Add try-except block for deepspeed import handling#267
Add try-except block for deepspeed import handling#267Harthi7 wants to merge 21 commits intoinstructlab:mainfrom Harthi7:feature/add-try-except-import-to-deepspeed
Conversation
|
Hey @RobotSail , can you please review my PR |
| except ImportError: | ||
| DeepSpeedCPUAdam = None | ||
| FusedAdam = None | ||
| print("DeepSpeed Adam optimizers are not available. Some features may be unavailable.") |
There was a problem hiding this comment.
I like where you're headed with this. One thing we should do though is guard this print statement to the first rank to prevent it from appearing everywhere in a multi-GPU setting:
| print("DeepSpeed Adam optimizers are not available. Some features may be unavailable.") | |
| local_rank = os.getenv('LOCAL_RANK', None) | |
| if __name__ == '__main__' and (local_rank is None or local_rank == 0): | |
| print("DeepSpeed Adam optimizers are not available. Some features may be unavailable.") |
| from deepspeed.runtime.zero.utils import ZeRORuntimeException | ||
| except ImportError: | ||
| ZeRORuntimeException = None | ||
| print("ZeRORuntimeException is not available. Some features may be unavailable.") |
There was a problem hiding this comment.
In which cases would the ZeRORuntimeException not be available for import?
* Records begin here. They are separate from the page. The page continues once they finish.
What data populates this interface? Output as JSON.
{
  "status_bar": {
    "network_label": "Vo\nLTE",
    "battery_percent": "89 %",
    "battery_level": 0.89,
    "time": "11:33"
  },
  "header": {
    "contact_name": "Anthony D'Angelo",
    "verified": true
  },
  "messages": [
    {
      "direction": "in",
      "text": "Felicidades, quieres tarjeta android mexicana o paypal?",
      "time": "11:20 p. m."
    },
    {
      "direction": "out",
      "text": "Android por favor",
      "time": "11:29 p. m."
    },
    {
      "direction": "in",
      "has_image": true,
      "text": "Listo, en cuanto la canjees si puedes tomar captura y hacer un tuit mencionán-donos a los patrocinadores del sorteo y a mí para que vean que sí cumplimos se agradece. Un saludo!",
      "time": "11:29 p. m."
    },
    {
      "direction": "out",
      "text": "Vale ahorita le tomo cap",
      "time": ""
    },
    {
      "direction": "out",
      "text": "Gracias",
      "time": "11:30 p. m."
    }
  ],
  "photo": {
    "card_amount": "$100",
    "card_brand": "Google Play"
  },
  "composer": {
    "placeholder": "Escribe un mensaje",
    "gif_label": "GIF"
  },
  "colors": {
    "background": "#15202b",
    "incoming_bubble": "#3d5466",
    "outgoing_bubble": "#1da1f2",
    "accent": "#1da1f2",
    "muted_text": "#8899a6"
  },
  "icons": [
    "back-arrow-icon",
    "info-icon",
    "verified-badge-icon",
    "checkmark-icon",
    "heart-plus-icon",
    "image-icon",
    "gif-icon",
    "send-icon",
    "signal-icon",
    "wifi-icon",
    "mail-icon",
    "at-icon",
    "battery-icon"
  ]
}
There was a problem hiding this comment.
From my understanding the only reason why ZeRORuntimeException could not be imported are general issues that can affect any other import, the reason why I wrapped it in an Except/Catch statement is because I assumed it was part of the issue to make DeepSpeed imports optional
There was a problem hiding this comment.
@Harthi7 I see. In that case, could you please group them all into a single section?
|
Thank you for the PR @Harthi7 ! This is a great change. I've left a few comments, nothing major. Mainly I'm not familiar with the ZeRORuntimeException not being available for import, when would this happen? And would this be limited to just the ZeRORuntimeException, or is it part of a greater issue where parts of DeepSpeed are not available for import? Because I think rather than emitting a log about being unable to import that specific exception, it may be better to indicate that an entire section of DeepSpeed can't be imported due a piece not being built properly. |
|
Hello @RobotSail, I update my PR please review the new changes |
| from deepspeed.ops.adam import DeepSpeedCPUAdam, FusedAdam | ||
| from deepspeed.runtime.zero.utils import ZeRORuntimeException | ||
| try: | ||
| from deepspeed.ops.adam import DeepSpeedCPUAdam, FusedAdam |
There was a problem hiding this comment.
So we'll need to actually split this into two different try/catch blocks: one that imports DeepSpeedCPUAdam, and another that imports everything else.
So we'll need to do the following:
try:
# handle CPU optimizer here, it may
from deepspeed.ops.adam import DeepSpeedCPUAdam
except ImportError:
DeepSpeedCPUAdam = None
local_rank = int(os.getenv('LOCAL_RANK', None))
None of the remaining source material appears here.